Uma nova portaria do Ministério da Ciência, Tecnologia e Inovação, que entra em vigor nesta sexta-feira, permite que bolsistas do CNPq acumulem a bolsa com atividades remuneradas. Essa mudança representa uma flexibilização nas regras anteriores, que restringiam a acumulação de rendimentos.
A portaria, publicada no Diário Oficial da União em 12 de agosto, mantém a proibição de receber duas bolsas públicas simultaneamente. Os bolsistas ainda não podem acumular bolsas de Mestrado, Doutorado e Pós-Doutorado do CNPq com outras concedidas por agências de fomento públicas. No entanto, agora é possível somar a bolsa com um salário ou outras fontes de renda, desde que isso não comprometa a pesquisa.
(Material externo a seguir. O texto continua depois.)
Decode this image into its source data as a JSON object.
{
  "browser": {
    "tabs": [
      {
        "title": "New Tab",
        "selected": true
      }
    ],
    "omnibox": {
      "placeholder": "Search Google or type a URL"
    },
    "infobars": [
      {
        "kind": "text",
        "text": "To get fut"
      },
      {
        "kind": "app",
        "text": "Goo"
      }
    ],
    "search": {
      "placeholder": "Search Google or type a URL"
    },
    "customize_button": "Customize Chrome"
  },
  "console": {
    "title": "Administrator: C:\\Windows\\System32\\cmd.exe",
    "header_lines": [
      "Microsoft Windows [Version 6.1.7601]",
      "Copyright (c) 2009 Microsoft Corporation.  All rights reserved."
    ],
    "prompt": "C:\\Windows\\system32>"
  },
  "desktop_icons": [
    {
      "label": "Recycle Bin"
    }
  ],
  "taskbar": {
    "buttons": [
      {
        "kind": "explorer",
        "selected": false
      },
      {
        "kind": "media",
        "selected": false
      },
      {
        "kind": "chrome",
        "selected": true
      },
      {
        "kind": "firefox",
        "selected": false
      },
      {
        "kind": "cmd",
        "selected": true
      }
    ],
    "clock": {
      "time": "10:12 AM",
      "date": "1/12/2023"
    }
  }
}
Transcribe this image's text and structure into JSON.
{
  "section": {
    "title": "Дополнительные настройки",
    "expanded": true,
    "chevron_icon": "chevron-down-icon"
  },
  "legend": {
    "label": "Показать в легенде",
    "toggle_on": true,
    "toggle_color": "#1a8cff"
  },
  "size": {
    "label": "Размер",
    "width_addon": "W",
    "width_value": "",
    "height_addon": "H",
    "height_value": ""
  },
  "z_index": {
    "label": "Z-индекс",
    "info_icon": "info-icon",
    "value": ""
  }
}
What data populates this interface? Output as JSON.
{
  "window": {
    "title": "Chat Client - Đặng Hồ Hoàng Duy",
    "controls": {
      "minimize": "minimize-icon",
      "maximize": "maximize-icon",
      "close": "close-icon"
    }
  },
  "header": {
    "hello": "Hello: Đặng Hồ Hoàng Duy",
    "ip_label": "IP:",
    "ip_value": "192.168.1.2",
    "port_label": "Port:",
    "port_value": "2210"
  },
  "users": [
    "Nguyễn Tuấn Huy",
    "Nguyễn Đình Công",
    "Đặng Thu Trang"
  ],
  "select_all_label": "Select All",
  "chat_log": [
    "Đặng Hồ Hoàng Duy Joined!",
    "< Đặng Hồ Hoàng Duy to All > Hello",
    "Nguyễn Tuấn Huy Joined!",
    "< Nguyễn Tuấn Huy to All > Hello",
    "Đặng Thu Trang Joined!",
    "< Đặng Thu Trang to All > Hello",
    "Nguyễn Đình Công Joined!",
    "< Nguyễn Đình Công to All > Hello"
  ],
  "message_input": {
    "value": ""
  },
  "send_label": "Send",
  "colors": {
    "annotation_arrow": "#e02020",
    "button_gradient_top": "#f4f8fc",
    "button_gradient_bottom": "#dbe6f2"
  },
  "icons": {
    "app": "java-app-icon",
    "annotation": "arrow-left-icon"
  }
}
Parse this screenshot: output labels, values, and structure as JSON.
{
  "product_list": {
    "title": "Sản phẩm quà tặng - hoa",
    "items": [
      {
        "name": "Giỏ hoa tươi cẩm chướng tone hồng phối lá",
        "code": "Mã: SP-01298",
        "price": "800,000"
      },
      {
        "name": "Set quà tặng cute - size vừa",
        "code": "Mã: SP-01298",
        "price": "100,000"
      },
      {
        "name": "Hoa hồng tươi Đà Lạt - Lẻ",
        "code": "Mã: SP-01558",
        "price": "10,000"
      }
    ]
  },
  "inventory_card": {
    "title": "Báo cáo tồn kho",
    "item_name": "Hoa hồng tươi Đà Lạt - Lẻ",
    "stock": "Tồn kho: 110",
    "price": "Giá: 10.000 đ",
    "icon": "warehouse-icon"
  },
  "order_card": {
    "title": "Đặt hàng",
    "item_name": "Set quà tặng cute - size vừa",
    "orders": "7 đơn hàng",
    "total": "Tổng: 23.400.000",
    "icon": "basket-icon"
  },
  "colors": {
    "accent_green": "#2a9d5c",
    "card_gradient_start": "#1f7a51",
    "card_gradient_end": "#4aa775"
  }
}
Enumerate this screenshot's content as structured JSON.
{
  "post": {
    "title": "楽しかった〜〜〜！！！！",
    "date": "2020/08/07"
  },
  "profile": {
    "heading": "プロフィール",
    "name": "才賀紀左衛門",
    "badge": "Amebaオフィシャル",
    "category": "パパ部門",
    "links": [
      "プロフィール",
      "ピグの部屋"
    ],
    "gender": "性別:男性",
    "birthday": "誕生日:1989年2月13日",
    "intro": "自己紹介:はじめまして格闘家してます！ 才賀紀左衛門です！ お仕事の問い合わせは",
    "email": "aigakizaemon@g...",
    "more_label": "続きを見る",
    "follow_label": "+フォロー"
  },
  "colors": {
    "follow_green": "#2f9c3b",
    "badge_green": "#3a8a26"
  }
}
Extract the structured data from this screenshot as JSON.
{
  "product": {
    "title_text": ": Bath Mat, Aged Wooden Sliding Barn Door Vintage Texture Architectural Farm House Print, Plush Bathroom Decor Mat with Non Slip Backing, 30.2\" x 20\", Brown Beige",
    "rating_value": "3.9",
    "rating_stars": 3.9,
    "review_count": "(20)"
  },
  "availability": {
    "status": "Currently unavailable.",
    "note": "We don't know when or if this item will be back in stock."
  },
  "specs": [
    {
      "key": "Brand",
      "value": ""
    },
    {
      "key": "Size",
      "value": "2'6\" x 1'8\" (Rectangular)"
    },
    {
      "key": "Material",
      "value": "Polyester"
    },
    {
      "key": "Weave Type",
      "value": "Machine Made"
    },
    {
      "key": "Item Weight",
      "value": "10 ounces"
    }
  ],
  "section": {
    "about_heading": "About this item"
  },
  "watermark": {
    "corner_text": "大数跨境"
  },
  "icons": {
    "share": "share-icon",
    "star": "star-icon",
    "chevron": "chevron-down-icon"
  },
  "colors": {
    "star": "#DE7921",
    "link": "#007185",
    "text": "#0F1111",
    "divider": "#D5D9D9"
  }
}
Para que a acumulação de rendimentos ocorra, o bolsista deve obter autorização do orientador ou da Coordenação do Programa de Pós-Graduação em que está matriculado. Essa nova regra visa garantir que a atividade remunerada não interfira no desenvolvimento do projeto de pesquisa.
Regras para Bolsistas no Exterior
As normas para bolsistas no exterior permanecem rigorosas. Eles continuam proibidos de acumular a bolsa com outras concedidas por agências de fomento públicas. Contudo, podem receber auxílios de agências estrangeiras ou internacionais que contribuam para suas atividades de pesquisa.
Essa mudança é vista como uma oportunidade para os pesquisadores, que agora podem buscar formas de complementar sua renda sem comprometer suas obrigações acadêmicas. A expectativa é que essa flexibilização traga benefícios tanto para os bolsistas quanto para a produção científica no Brasil.